Nachdem Kieslowski mit seinem Dekalog zu »einem der wenigen unbestrittenen europäischen Regiestars« (»Blickpunkt: Film«) avanciert war, verließ er das heimatliche Polen und fing in Frankreich neu an. Dort nahm er sich mit seiner »Drei Farben«-Trilogie den Ideen der französischen Revolution, der Trikolore an: Freiheit, Gleichheit, Brüderlichkeit.

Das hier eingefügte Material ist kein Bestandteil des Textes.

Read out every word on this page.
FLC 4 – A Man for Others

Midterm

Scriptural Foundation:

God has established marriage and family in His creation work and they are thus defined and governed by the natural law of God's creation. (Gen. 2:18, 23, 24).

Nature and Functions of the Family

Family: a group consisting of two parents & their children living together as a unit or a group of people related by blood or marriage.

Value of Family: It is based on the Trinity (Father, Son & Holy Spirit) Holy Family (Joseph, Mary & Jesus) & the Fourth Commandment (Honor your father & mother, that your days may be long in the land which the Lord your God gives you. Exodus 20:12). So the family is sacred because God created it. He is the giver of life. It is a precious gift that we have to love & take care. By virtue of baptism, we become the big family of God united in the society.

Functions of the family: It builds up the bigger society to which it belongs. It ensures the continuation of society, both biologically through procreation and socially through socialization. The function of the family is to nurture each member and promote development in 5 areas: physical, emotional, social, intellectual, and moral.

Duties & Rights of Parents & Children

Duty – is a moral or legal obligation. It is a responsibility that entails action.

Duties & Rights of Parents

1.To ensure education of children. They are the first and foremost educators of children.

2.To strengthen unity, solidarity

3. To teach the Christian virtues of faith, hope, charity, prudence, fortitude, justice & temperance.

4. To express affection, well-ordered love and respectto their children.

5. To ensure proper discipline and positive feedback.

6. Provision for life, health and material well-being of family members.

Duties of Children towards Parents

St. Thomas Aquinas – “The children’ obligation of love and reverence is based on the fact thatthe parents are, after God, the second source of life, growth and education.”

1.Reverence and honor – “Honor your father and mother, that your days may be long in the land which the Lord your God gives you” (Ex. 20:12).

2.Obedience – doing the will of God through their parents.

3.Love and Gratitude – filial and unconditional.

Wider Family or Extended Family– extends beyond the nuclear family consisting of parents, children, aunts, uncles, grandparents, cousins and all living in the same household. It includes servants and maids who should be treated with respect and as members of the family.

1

»Trois couleurs : Bleu«, der schönste der drei Filme, behandelt die Freiheit. Julie (Binoche) verliert bei einem Autounfall ihren Mann Patrice (Hugues Quester) und ihre Tochter. Anstatt sich in ihr inneres Gefängnis zurückzuziehen und sich dem Schmerz und der Trauer hinzugeben, wählt sie den radikalen Weg, mit allem abzuschließen: Sie verkauft alle Gegenstände, die sie an ihre verlorene Familie erinnern, zieht in eine neue Wohnung, nimmt ihren Mädchennamen wieder an und verbrennt die unvollendete Komposition ihres Mannes, der ein erfolgreicher Komponist gewesen war. Doch die neue Freiheit will nicht gelingen: Eine Journalistin (Vincent) unterstellt ihr, sie habe heimlich für ihren talentlosen Gatten komponiert, und dann taucht auch noch eine Geliebte (Pernel) von Patrice auf, die zu allem Überfluss auch noch ein Kind von ihm erwartet. Olivier (Régent), ein Mitarbeiter ihres Mannes, legt ihr nahe, Patrices Werk zu vollenden. Die wirkliche Freiheit tritt erst ein, als Julie sich ihrer Vergangenheit stellt, der Geliebten ihres Mannes verzeiht und ihr ein großzügiges Geschenk macht…

Krzysztof Kieslowski macht den Schmerz auf perfektionistische Weise filmisch sicht- und spürbar und hatte mit der großartigen Juliette Binoche das beste Medium für diese Darstellung gefunden. Der Film wurde 1993 in Venedig mit dem Goldenen Löwen geehrt und ist ein echtes Muss für jeden Cineasten. An den Kinokassen war der Streifen leider nur mittelmäßig erfolgreich. Neben Binoche und Régent glänzen Charlotte Véry und Emmanuelle Riva in ihren Nebenrollen. Kurz taucht auch Julie Delpy auf — eine Referenz an den Folgefilm, »Trois couleurs : Blanc«, der 1994 herauskam. Die Musik von Zbigniew Preisner dürfte übrigens zu den schönsten der Filmgeschichte gehören.